La mort d'un héros
Nous sommes partis dès que nous avons appris la nouvelle. La peur au ventre pour ceux que nous aimions, la conscience aigus du danger qui nous menaçait. Nous avons chevauché à bride abbattus, sans ménager nos forces, avec juste la pensée obsédante de ceux qui gardaient nos frontières, qui luttaient pour endiguer le flot maléfique prêt à s'abattre sur nos têtes.
Puis nous avons vu le portail qui brillait au loin d'une lueur malsaine. Seuls les Dragons du Rêve savent sur quel maléfique univers s'ouvraient cette plaie béant dans la trame d'Argentorate. Ensuite nous avons entendus les hurlements féroces des Molosses de la nuit. L'odeur du sang mélangé à celles putrides de leurs haleine soulevait le coeur. Du regard fébrile, je cherchais la silhouette de mon bien-aimé.
Je le vis au loin au prise avec une bête féroce. Une créature dont la seule vue me glaçait d'effroi, à moi qui ai traversé mainte et mainte terres peuplés de créatures monstrueuses. Je n'ai pas honte de le dire: le découragement me gagna à cet instant. Mais je ne pouvais pas reculer.
Dégainant mon épée, je me jettais dans la bataille tentant désespérément de le rejoindre. Autour de moi d'autres combattaient. Comme moi je savais que la peur les étreignaient. Mais il nous fallait combattre, alors je frappais encore et encore, sentant le sang poisser mon bras, inonder mon corps.

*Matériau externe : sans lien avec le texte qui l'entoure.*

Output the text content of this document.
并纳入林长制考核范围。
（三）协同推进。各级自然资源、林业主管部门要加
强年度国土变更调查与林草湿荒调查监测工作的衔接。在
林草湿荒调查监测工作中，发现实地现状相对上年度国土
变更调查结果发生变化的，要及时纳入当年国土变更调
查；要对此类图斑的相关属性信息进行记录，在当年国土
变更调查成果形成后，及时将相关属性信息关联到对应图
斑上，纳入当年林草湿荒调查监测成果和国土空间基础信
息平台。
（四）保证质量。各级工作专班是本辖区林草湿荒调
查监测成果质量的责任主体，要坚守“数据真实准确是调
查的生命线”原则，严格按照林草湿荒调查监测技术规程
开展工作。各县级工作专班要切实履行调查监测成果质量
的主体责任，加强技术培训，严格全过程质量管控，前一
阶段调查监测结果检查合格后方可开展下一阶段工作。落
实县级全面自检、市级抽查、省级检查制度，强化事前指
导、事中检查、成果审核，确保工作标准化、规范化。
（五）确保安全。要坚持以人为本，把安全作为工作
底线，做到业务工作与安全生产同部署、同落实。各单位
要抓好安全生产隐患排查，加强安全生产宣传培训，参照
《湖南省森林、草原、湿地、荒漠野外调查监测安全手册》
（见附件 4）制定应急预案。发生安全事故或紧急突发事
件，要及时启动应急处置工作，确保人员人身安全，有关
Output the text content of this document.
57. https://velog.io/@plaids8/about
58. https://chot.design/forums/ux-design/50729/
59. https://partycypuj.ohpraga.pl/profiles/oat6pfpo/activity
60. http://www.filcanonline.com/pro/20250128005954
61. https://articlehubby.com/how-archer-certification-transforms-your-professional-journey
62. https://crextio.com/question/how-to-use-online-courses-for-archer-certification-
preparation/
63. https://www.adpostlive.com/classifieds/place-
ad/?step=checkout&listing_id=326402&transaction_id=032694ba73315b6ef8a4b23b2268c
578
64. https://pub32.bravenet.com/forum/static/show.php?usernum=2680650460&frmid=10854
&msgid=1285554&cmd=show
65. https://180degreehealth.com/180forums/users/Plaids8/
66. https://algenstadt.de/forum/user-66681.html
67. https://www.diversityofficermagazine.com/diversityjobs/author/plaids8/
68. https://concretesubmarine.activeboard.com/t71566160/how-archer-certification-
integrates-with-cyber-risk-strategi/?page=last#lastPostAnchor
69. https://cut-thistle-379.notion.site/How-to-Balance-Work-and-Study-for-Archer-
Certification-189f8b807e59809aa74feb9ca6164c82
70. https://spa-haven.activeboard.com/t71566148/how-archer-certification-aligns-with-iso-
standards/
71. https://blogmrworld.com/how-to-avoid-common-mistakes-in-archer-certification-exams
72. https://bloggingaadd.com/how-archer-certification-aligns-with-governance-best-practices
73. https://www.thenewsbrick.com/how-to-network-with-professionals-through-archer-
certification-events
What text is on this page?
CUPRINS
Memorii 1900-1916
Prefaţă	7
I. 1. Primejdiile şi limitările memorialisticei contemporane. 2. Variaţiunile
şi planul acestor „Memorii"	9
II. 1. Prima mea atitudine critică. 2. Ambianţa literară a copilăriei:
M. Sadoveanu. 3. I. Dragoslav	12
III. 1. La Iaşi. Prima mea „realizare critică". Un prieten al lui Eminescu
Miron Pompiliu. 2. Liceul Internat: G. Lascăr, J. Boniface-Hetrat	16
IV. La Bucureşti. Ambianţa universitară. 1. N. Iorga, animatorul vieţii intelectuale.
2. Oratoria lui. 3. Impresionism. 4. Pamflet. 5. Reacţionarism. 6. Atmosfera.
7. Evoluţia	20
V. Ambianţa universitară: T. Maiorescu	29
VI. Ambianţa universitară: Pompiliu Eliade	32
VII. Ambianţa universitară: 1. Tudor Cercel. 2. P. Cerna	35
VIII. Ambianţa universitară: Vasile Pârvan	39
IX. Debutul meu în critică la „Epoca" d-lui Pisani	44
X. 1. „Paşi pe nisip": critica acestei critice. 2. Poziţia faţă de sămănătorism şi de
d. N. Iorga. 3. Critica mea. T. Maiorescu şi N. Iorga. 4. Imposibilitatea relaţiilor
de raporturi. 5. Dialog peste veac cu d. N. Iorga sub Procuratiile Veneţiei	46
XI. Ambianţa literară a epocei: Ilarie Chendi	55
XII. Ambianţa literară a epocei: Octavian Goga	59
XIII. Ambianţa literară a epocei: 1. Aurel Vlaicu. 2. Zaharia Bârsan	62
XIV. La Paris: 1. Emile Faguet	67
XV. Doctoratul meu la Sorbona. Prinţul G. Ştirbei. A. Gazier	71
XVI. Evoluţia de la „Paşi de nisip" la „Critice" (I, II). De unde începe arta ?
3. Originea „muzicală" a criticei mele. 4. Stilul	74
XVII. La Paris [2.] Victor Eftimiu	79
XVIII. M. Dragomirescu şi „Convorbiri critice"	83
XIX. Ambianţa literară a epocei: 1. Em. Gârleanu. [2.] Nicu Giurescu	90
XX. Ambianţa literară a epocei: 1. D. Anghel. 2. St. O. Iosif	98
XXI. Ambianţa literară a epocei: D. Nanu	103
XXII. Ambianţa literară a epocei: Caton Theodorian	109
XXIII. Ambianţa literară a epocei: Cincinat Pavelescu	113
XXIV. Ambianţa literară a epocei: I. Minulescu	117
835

Il y avait les Molosses et d'autres créatures tout aussi répugnante pour nous combattre. Mais moi je ne voyais que le Molosse qu'affrontait Gyalles. Au point de me laisser distraire. Une flèche siffla à mon oreille. Sarah venait de me sauver la vie. Je pestais lui criant de reprendre le rituel. Je rageais contre ma propre inconscience. Il fallait d'abord que je sauve ma vie, si je voulais sauver Gyalles. Et Sarah avait autre chose à faire que de combattre. Il fallait qu'elle referme le portail afin d'endiguer le flot de créatures.
Notre insignifiant troupe ne pouvait vaincre contre une armée sans cesse renouvellée. Le combat me sembla durer de heures, peut être cela le fut-il réellement. Je levais mon épée, tranchant, coupant, me transformant en machine à tuer. Il ne pouvait y avoir de sentiment dans une tel bataille.
Et puis soudain ce fut le silence. Plus personne autour de moi. Nous avions gagné. Le portail était refermé. Je cherchais Gyalles du regard. Sarah se tenait déjà à ses cotés. Mais quelque chose dans leurs postures m'inquiétait. Patageant dans une boue faite de terre et de sang, je m'avançais vers eux, indifférante aux corps jonchants le sol.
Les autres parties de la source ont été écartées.